Fecha: 26 de junio de 2022
El viernes posterior al Corpus Christi celebramos la solemnidad del Sagrado Corazón de Jesús. Se trata de una devoción que arraigó profundamente en el pueblo cristiano (de hecho, en casi todas las iglesias encontramos una imagen del Sagrado Corazón), y que ha producido abundantes frutos de vida cristiana. Contemplando el corazón herido de Cristo, muchos bautizados han descubierto la riqueza, la grandeza y la profundidad de un amor que le llevó a entregar su vida por todos los hombres; se ha despertado en ellos el deseo de vivir cada día con más intensidad en gracia y en amistad con el Señor y de acercarse a los sacramentos de la Iglesia para acoger con gozo la gracia de la salvación. La devoción al corazón abierto del Salvador provocó una revitalización de la vida sacramental en la Iglesia y, con ella, una intensificación de la vida espiritual que dio numerosos frutos de santidad.
Este hecho me lleva a compartir con todos vosotros una preocupación que tengo como obispo y pastor de esta diócesis de Tortosa, aunque soy consciente de que no nos afecta únicamente a nosotros. Mientras que la labor social y caritativa de la Iglesia es socialmente bien valorada y cada día más visible, en lo que se refiere a los sacramentos, nos encontramos en una situación de abandono por parte de muchos bautizados de la vida sacramental: algunos padres que recibieron en su día el bautismo, actualmente ya no lo piden para sus hijos o ya no siembran en su corazón el deseo de recibir al Señor en la Eucaristía; muchos bautizados han abandonado de hecho la participación en la Misa dominical; el sacramento del matrimonio y el proyecto que conlleva de formar una familia cristiana se ha convertido en un hecho extraordinario en nuestra sociedad; la práctica del sacramento de la penitencia es también minoritaria entre los bautizados; el ministerio sacerdotal, con las exigencias de vida que conlleva, no es algo socialmente valorado; incluso muchos cristianos comprometidos los consideran algo secundario en su vivencia de la fe.
Ante este fenómeno que constatamos en la vida de nuestras parroquias, algunos piensan que la solución pasa por un cambio en la doctrina sacramental de la Iglesia para adaptarla a la situación que estamos viviendo.

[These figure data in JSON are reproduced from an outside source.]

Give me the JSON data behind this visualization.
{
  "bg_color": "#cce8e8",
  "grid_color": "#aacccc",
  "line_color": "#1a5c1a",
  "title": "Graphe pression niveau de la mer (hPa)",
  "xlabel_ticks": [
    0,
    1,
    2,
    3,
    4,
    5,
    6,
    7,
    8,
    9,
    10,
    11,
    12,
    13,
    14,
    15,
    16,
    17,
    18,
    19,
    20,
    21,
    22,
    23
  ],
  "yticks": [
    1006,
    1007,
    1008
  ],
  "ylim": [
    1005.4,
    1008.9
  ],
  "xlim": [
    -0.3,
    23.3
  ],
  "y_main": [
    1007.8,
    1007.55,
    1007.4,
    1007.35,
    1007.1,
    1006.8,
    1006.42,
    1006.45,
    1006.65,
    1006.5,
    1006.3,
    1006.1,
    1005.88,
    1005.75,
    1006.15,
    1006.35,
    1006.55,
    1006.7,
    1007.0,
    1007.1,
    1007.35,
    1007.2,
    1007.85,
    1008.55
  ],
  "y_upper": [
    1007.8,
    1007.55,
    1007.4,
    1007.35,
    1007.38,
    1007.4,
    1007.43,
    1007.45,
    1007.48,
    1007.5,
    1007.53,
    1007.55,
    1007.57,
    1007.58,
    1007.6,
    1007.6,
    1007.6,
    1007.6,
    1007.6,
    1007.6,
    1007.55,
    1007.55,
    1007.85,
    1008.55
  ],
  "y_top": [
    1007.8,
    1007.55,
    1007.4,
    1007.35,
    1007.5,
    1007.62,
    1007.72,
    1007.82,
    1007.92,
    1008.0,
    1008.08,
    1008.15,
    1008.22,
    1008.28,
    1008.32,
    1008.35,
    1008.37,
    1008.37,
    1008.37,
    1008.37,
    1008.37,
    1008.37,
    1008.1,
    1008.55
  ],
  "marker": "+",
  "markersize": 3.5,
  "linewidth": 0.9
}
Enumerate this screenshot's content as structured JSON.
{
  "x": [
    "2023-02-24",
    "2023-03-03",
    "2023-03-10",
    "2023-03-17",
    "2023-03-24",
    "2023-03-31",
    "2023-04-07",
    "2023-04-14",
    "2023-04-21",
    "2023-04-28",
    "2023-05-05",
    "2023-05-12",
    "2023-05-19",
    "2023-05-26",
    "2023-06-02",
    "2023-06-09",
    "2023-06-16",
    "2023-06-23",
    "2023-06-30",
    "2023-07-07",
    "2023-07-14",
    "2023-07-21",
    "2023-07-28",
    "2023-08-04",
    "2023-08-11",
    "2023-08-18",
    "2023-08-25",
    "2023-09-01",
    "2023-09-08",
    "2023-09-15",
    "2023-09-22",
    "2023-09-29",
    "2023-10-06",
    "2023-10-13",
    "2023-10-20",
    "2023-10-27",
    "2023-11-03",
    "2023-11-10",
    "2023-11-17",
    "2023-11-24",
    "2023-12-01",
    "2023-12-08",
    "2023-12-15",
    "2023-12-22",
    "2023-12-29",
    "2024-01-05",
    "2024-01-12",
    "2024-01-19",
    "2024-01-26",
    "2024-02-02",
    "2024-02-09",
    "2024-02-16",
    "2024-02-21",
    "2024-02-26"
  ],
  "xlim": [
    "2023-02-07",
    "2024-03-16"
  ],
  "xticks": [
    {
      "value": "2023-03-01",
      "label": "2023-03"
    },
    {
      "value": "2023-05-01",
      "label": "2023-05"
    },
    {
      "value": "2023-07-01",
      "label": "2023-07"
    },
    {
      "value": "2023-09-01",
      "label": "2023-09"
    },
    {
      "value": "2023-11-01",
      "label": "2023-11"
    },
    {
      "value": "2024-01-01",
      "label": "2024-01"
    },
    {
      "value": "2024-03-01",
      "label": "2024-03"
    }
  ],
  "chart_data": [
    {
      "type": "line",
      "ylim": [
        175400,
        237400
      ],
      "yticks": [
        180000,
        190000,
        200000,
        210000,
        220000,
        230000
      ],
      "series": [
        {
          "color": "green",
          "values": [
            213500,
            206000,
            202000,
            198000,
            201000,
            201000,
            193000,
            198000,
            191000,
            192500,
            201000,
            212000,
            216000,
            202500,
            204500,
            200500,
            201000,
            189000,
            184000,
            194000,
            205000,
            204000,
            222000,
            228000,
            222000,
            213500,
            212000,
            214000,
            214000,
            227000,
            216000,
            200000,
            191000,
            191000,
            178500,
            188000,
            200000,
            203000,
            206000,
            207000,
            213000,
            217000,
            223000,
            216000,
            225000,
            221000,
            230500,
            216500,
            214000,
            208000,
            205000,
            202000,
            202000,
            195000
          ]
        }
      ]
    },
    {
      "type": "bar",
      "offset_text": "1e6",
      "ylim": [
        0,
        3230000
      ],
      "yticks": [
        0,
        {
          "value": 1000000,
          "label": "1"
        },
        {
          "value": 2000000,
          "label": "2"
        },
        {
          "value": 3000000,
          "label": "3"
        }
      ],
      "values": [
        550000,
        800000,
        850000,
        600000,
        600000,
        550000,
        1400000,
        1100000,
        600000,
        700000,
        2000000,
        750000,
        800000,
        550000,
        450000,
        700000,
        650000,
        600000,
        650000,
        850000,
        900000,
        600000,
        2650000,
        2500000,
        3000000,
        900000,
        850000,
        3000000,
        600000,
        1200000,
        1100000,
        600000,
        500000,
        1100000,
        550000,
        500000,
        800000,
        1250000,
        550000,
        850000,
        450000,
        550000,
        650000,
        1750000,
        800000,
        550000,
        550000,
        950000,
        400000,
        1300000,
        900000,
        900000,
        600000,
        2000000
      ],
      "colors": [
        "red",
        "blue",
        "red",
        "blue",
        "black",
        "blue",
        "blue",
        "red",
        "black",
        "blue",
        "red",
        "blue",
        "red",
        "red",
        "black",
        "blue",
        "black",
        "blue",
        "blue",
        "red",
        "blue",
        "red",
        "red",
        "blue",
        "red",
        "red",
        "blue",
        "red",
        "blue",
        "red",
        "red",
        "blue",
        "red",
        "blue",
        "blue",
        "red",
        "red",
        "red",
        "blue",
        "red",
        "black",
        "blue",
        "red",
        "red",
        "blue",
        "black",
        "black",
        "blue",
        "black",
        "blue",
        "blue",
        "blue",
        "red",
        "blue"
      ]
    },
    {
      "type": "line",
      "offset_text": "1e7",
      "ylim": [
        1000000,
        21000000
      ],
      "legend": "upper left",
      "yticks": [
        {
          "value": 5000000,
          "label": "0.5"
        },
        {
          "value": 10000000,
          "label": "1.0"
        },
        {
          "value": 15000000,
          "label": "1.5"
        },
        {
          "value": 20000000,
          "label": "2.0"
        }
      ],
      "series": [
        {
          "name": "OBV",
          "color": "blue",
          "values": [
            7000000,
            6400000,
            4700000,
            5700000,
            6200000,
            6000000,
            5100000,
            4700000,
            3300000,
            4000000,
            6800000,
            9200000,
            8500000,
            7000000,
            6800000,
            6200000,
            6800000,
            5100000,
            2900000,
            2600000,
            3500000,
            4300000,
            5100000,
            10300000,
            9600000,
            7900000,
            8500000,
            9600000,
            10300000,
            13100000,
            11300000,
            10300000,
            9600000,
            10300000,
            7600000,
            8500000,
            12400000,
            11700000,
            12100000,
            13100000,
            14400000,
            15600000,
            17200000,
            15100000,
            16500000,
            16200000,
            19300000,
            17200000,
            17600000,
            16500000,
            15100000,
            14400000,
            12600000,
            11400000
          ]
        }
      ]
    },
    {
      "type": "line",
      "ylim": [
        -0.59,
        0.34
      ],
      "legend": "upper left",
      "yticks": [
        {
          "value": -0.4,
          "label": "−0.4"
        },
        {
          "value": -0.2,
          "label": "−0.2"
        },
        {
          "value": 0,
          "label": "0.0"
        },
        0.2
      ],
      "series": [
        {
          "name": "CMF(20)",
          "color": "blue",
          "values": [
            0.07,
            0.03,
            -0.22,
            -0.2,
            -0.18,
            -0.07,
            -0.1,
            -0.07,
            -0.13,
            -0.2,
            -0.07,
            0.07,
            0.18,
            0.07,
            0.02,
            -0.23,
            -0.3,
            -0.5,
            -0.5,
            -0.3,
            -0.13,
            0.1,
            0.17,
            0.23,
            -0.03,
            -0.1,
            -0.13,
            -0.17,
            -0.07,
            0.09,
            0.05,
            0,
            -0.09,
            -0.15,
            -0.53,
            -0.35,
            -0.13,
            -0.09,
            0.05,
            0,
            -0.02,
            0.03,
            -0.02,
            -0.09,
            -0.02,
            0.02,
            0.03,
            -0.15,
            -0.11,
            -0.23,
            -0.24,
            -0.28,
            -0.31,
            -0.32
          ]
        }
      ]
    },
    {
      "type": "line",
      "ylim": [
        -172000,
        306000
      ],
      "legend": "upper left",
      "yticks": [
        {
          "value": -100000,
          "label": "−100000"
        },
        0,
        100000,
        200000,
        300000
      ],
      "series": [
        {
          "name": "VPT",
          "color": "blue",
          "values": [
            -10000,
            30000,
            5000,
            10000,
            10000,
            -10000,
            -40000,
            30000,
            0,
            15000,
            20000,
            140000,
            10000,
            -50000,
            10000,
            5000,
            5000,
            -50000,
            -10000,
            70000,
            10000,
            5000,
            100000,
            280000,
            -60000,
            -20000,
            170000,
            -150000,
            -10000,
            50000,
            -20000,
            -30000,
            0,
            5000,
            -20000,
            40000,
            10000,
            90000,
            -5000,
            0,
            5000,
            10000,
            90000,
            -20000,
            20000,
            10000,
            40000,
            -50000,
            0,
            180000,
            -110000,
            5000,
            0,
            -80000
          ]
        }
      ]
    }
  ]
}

La espiritualidad católica se basa en la convicción de que la vida sacramental constituye la base de la vida espiritual y del compromiso de los cristianos en medio del mundo. Si contemplamos la historia de la Iglesia descubrimos que cuando se ha intensificado la práctica de los sacramentos, ha habido frutos más abundantes de santidad y de caridad; y que cuando se han abandonado o se han considerado como elementos secundarios, la vida eclesial se ha empobrecido.
En la base de este hecho hay una profunda razón teológica: la Iglesia no vive por sí misma. Como dijo el papa san Pablo VI en el Credo del Pueblo de Dios, ella no goza de otra vida más que de la vida de la gracia. Eso significa que las fuentes de la vida sobrenatural que ella está llamada a ofrecer al mundo se encuentran en los sacramentos que nacieron del corazón abierto de Cristo, por lo que, únicamente alimentándonos constantemente en ellos, podemos ser auténticos cristianos. Cuando consideramos nuestras acciones más importantes que la gracia que recibimos del Señor, nuestra vida cristiana languidece y la Iglesia deja de ser testimonio de santidad.